Some of this will no longer be needed once the crisis is over. But not all should be disregarded. A different relationship is being created between the DMO and the community in which it is based. In the 27 years I lived in London as an adult, I only ever went onto Visit London’s website if I was researching an article or a talk. As I saw it, there was nothing there for me. On the other hand, having moved to France a few months ago, I search local tourism websites regularly. Before this crisis locked me down I was using them to discover restaurants, shops, and places to immerse myself in nature and go for long walks.

As a new resident, I will continue to need this information for a long time. But what if the DMOs looked to keep me coming back, even once I become a ‘local’, What if a new relationship could be forged – one where DMOs were seen as useful to everyone who was curious about what was happening in a place, however well we know it?

Surely there is a constant market to be found in local people looking to connect to a region’s nature, to meet and collaborate with like-minded people, or simply to discover what is going on? We have spent the last few years talking about how we need to treat visitors like locals. If this disaster re-energises local connections and curiosities, and a desire to better know the world nearby, then we also need to look to treat locals as tourists too.

(Also, in the mid-term, the first tourism that will re-emerge will be predominantly hyper-local.)

This wouldn’t stop DMOs also servicing visitors’ needs – I would still want to connect to their information and services when I arrived as a first time or occasional visitor. I’d argue I would want it even more, as I would know that it was embedded in the place I was visiting. One role model I see in this is the magazine and website Time Out. I used to subscribe to the magazine as a Londoner. And whenever I have visited one of the many other cities it is published in, I have turned to it as a reliable guide.

Tourism mobilises

It’s not just DMOs that have been repurposing themselves to respond to the COVID-19 emergency. I can see no larger symbol of our industry’s transformation than the fact that Excel in LondonIFEMA in Madrid and Messe in Berlin, the venues for the three largest tourism and hospitality events in Europe, are all being turned into hospitals.

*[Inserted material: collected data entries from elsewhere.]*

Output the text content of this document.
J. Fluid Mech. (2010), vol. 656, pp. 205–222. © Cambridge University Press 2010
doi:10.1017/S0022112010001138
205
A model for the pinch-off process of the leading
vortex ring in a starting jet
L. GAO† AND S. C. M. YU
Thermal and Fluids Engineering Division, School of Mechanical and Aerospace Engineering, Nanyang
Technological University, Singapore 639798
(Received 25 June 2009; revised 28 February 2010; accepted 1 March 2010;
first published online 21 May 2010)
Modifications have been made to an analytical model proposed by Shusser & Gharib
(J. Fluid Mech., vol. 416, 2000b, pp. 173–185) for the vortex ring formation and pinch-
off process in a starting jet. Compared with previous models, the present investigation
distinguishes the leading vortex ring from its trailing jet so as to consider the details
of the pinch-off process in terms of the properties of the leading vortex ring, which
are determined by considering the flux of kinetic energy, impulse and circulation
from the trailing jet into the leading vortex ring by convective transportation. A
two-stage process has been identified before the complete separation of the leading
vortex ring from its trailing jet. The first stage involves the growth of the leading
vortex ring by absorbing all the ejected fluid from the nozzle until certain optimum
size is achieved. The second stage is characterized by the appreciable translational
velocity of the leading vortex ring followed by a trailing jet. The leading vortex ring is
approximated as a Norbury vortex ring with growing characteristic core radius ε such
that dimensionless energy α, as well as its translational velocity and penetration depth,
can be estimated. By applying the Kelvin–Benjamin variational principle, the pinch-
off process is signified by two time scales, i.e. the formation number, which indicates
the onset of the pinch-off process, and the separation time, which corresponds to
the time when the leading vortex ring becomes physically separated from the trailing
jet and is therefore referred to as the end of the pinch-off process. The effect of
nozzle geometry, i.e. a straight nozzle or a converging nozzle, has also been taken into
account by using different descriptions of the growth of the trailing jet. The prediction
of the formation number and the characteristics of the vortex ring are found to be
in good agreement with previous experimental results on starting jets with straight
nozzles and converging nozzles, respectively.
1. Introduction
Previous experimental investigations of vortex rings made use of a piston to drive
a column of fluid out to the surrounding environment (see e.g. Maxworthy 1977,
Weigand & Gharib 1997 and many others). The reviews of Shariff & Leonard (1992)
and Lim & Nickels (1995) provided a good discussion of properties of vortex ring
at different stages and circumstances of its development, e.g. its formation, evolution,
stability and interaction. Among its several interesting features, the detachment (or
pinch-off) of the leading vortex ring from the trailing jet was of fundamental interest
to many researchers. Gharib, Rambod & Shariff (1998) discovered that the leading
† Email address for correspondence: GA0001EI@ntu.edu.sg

OYO Hotels & Homes is offering free stays to doctors, nurses and other medical first responders. Bulungula Lodge, a remote eco lodge and backpackers on South Africa’s Wild Coast, is transforming its accommodation into a Safe Home Venue to protect vulnerable members of its community by providing isolation from returning workers. In London, homeless people will be able to sleep in vacant hotel rooms thanks to an agreement between the Mayor’s office and Intercontinental Hotels Group.

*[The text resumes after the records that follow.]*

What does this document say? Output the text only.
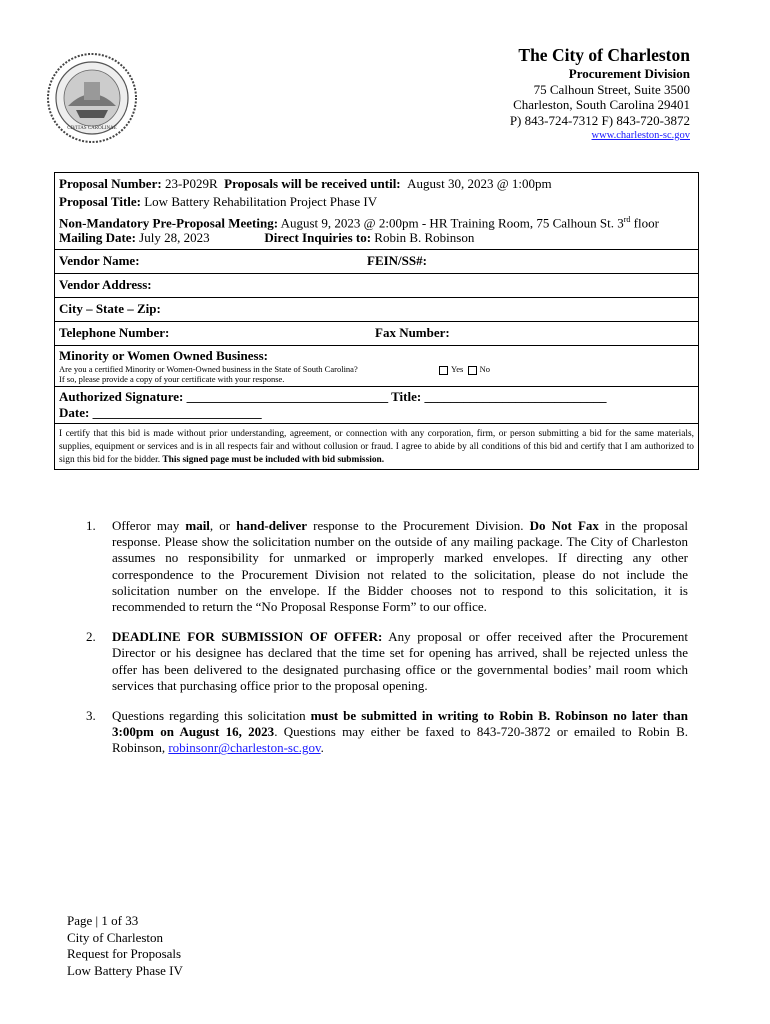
CIVITAS CAROLINAE
The City of Charleston
Procurement Division
75 Calhoun Street, Suite 3500
Charleston, South Carolina 29401
P) 843-724-7312 F) 843-720-3872
www.charleston-sc.gov
Proposal Number: 23-P029R Proposals will be received until: August 30, 2023 @ 1:00pm
Proposal Title: Low Battery Rehabilitation Project Phase IV
Non-Mandatory Pre-Proposal Meeting: August 9, 2023 @ 2:00pm - HR Training Room, 75 Calhoun St. 3rd floor
Mailing Date: July 28, 2023	Direct Inquiries to: Robin B. Robinson
Vendor Name:	FEIN/SS#:
Vendor Address:
City – State – Zip:
Telephone Number:	Fax Number:
Minority or Women Owned Business:
Are you a certified Minority or Women-Owned business in the State of South Carolina?	Yes No
If so, please provide a copy of your certificate with your response.
Authorized Signature: _______________________________ Title: ____________________________
Date: __________________________
I certify that this bid is made without prior understanding, agreement, or connection with any corporation, firm, or person submitting a bid for the same materials, supplies, equipment or services and is in all respects fair and without collusion or fraud. I agree to abide by all conditions of this bid and certify that I am authorized to sign this bid for the bidder. This signed page must be included with bid submission.
1.	Offeror may mail, or hand-deliver response to the Procurement Division. Do Not Fax in the proposal response. Please show the solicitation number on the outside of any mailing package. The City of Charleston assumes no responsibility for unmarked or improperly marked envelopes. If directing any other correspondence to the Procurement Division not related to the solicitation, please do not include the solicitation number on the envelope. If the Bidder chooses not to respond to this solicitation, it is recommended to return the “No Proposal Response Form” to our office.
2.	DEADLINE FOR SUBMISSION OF OFFER: Any proposal or offer received after the Procurement Director or his designee has declared that the time set for opening has arrived, shall be rejected unless the offer has been delivered to the designated purchasing office or the governmental bodies’ mail room which services that purchasing office prior to the proposal opening.
3.	Questions regarding this solicitation must be submitted in writing to Robin B. Robinson no later than 3:00pm on August 16, 2023. Questions may either be faxed to 843-720-3872 or emailed to Robin B. Robinson, robinsonr@charleston-sc.gov.
Page | 1 of 33
City of Charleston
Request for Proposals
Low Battery Phase IV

Networks are being repurposed too. Airbnb has launched Airbnb for Doctors and Nurses to provide free accommodation to medics. Portuguese non-profit initiative Rooms against Covid is helping relocated health professionals find accommodation in hotels. Cloudbeds has launched #HospitalityHelps’ to create a centralized bed repository to connect properties to healthcare agencies.

Elsewhere, World Central Kitchen is mobilising American restaurants to ensure food for vulnerable people through its #ChefsforAmerica programme. In The Gambia, the International Trade Centre has trained young tour guides in its community based tourism initiative to become first responders. And in Nepal, inspired by an initiative set up after the cancellation of ITB this year, a collaboration between a Nepali responsible travel pioneer, the national government, and the founder of tourism’s biggest online community has seen the “StrandedinNepal’ website set up in under a day.

What comes next?

I believe this ‘repurposing’ can play a significant role in the story of our industry’s future. We know we can’t go back. We were already an industry in crisis, the consequences of over-tourism causing ever greater resentment from local communities, and the climate emergency set to change everything anyway.